Thoughts on the UIGEA Enforcement Guidelines Draft

On October 1, the United States Treasury Department and the Federal Reserve jointly published a draft of the guidelines to enforce the Unlawful Internet Gambling Enforcement Act (UIGEA) of 2006. Published late — they were due this summer — the 52-page document:

  • proposes rules to implement the UIGEA
  • designates and defines payment systems to be regulated
  • requires participants in designated payment systems to establish policies and procedures reasonably designed to identify and block or otherwise prevent or prohibit transactions in connection with unlawful Internet gambling
  • exempts certain participants in designated payment systems
  • describes the types of policies and procedures that non-exempt participants in each type of designated payment system may adopt in order to comply with the Act
  • includes examples of policies and procedures
  • does not specify which gambling activities or transactions are legal or illegal, deferring instead to underlying State and Federal gambling laws

Comments are due by December 12, 2007, and can be submitted in writing or electronically. Once the rules are finalized, the draft calls for the rules to go into effect six months after that date (although this could change based on the commenters, like the banking industry).

I’ve read this draft, and wanted to share some thoughts.

  • Individual gamblers are not targeted by the UIGEA. From page 7:

The proposed regulatory definition clarifies that an end-user customer of a financial transaction provider is not included in the definition of “participant”, unless the customer is also a financial transaction provider otherwise participating in the designated payment system on its own behalf.

  • The draft makes it clear that it will be difficult to monitor certain popular payment systems. This suggest to me that payment via these methods — particularly via check, in my opinion — will rise in popularity once these rules go into effect. From page 13:

While other systems, such as the card systems, have developed merchant category and transaction codes that identify the business line of the payee (e.g., the gambling business) and how the transfer was initiated (such as via the internet), so that the systems are able to identify and block certain types of payments in real time, the ACH systems, check collection systems, and wire transfer systems do not use such codes.

  • The draft suggests that some payment systems will, for the most part, be exempt from having to follow the rules. This is good news for US gamblers, and suggests to me that the UIGEA will only make it more difficult for US gamblers to gamble, but will fall well short of putting an end to all internet gambling by US citizens. From page 13-14:

As a result, the preliminary view of the Agencies is that it is not reasonably practical for the exempted participants in ACH systems, check collection systems, and wire transfer systems … to identify and block, or otherwise prevent or prohibit, restricted transactions under the Act.
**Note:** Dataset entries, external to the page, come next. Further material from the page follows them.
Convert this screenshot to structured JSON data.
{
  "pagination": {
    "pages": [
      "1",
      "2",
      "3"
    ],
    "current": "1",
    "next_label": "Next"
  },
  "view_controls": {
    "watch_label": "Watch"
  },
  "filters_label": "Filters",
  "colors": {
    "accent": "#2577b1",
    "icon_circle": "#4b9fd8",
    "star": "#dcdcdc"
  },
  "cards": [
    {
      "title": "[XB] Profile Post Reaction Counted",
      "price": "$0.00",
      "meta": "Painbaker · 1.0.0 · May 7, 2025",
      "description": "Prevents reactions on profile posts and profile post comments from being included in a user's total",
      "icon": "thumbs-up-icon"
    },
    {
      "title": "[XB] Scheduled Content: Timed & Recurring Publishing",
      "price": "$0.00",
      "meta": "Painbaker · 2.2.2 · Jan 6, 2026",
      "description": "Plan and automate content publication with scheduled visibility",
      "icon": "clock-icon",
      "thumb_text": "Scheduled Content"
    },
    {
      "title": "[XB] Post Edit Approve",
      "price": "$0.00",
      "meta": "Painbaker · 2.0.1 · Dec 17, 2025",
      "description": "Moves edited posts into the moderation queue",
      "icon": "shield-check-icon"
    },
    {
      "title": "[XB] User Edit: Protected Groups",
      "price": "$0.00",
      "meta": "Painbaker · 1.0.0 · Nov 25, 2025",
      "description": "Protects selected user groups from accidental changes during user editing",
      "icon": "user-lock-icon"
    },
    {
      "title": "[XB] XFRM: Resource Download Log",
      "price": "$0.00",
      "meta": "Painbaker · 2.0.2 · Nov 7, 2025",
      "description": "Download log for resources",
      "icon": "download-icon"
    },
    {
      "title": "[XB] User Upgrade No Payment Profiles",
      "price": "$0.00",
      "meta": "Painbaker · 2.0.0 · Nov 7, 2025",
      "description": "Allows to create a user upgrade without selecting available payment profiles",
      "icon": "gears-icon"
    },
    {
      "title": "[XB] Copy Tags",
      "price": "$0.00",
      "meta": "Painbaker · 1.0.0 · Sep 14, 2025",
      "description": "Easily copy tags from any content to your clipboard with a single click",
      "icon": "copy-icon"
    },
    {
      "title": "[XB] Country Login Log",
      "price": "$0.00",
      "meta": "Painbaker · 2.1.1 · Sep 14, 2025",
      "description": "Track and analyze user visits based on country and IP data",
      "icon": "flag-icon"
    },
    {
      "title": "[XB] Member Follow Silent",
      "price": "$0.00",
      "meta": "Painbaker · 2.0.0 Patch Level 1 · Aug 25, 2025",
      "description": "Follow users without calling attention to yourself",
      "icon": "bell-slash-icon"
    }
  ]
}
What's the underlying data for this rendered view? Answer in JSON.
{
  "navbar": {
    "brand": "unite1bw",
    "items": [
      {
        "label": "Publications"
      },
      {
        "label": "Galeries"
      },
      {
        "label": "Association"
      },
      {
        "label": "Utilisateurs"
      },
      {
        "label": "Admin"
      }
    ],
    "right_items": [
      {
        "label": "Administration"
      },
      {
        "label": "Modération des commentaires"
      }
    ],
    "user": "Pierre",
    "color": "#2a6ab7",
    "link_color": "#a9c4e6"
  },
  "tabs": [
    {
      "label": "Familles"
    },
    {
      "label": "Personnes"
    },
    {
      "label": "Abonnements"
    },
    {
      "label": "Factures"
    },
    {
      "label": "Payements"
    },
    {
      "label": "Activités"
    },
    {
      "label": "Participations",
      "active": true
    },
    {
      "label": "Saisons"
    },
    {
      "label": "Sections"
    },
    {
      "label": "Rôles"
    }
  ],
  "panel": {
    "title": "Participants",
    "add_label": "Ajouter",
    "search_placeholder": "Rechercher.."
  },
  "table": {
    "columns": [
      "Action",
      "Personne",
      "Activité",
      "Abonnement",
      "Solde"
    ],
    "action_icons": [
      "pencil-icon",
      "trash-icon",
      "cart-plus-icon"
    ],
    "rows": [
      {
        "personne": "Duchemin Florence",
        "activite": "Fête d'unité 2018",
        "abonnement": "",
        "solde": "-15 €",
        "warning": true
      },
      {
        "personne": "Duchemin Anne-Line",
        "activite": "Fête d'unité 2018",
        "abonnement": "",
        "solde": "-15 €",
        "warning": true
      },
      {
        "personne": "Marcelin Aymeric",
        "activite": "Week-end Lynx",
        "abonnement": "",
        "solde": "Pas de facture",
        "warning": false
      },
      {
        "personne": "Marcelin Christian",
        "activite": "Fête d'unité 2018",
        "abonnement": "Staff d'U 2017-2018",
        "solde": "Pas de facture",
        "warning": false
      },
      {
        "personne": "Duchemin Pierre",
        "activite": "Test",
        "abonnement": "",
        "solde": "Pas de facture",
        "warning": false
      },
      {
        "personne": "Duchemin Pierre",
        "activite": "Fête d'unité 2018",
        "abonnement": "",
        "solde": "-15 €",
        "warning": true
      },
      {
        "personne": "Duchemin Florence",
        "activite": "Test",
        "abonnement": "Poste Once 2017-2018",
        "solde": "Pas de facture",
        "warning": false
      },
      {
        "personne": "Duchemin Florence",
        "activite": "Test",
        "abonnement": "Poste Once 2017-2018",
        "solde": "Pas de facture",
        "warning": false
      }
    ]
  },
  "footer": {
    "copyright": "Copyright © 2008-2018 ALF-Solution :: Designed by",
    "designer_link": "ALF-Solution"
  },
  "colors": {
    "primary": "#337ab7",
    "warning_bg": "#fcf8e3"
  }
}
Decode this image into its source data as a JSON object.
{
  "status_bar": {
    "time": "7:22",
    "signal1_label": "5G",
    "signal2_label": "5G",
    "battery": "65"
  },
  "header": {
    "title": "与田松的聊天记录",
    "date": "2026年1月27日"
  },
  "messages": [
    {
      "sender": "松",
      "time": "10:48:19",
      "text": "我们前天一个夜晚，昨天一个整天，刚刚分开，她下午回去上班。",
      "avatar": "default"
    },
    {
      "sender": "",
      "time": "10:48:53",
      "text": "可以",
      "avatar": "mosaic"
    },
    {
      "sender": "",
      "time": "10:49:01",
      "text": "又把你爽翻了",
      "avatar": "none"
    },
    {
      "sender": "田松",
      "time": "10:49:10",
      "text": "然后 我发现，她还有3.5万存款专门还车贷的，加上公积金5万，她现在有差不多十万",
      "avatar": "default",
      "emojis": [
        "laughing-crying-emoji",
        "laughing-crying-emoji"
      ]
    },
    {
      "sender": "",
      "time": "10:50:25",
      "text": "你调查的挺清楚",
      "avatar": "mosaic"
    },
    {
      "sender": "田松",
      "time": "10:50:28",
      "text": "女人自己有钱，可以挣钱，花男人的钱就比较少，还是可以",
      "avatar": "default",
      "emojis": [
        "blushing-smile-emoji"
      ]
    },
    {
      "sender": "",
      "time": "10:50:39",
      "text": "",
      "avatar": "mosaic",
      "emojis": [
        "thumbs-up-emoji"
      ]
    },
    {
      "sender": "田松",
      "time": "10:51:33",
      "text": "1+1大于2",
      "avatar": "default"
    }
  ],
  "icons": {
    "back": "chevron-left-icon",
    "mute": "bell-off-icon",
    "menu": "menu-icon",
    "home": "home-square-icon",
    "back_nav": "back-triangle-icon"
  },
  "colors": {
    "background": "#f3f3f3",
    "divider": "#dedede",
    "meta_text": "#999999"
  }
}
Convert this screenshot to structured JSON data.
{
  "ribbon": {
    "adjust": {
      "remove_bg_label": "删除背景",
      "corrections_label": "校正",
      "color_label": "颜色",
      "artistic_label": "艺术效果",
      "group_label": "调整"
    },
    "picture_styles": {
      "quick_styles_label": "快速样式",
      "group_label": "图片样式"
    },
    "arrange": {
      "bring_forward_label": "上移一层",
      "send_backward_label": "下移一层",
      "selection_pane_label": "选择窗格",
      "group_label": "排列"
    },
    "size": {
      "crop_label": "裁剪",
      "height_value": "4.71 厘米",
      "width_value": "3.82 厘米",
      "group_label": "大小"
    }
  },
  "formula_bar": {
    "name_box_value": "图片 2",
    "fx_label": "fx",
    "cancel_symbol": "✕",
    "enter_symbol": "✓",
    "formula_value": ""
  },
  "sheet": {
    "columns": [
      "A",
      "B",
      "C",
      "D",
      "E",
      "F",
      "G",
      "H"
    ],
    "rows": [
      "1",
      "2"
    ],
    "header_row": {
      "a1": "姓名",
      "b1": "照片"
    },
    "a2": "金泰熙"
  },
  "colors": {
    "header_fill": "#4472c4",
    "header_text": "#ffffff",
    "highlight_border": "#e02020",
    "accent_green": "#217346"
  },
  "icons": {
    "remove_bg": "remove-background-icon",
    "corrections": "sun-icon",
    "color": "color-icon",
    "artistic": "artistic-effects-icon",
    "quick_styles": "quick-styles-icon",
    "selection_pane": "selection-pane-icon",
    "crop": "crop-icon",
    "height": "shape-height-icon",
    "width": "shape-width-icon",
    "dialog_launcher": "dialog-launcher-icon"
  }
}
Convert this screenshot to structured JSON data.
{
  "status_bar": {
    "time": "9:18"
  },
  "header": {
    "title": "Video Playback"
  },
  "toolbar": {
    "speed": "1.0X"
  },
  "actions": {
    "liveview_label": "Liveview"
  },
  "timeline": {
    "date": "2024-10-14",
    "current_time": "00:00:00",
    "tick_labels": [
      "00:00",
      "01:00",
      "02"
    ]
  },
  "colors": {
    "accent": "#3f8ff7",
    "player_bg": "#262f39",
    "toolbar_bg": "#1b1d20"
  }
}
  • Something that is troubling to me is that if a person blocks payment for the reasons in the draft (see excerpt below), then that person is not liable for any adverse results that may occur to the person that had the transaction blocked. I can imagine a scenario where a person has a legitimate transaction blocked, and that person is subsequently charged non-payment / bounced checks fees. That person would have no grounds to collect these fees from the person that blocked the legitimate transaction! From page 18:

Section 5 also imports the Act’s liability provisions, which state that a person that identifies and blocks, prevents, prohibits, or otherwise fails to honor a transaction is not liable to any party for such action if (i) the transaction is a restricted transaction; (ii) such person reasonably believes the transaction to be a restricted transaction; or (iii) the person is a participant in a designated payment system and prevented the transaction in reliance on the policies and procedures of the designated payment system in an effort to comply with the regulation.

  • Another thing that is interesting to me is the use of the term “reasonably designed” throughout the draft. This is just asking for these rules and regulations to wind up in court, because what is reasonable to one person may not be seen as reasonable to another person (or to the government). In my opinion, we’ll see a court challenge shortly after the rules go into effect that will further delay the complete implementation of the rules to enforce the UIGEA. It’ll be years before this is all sorted out.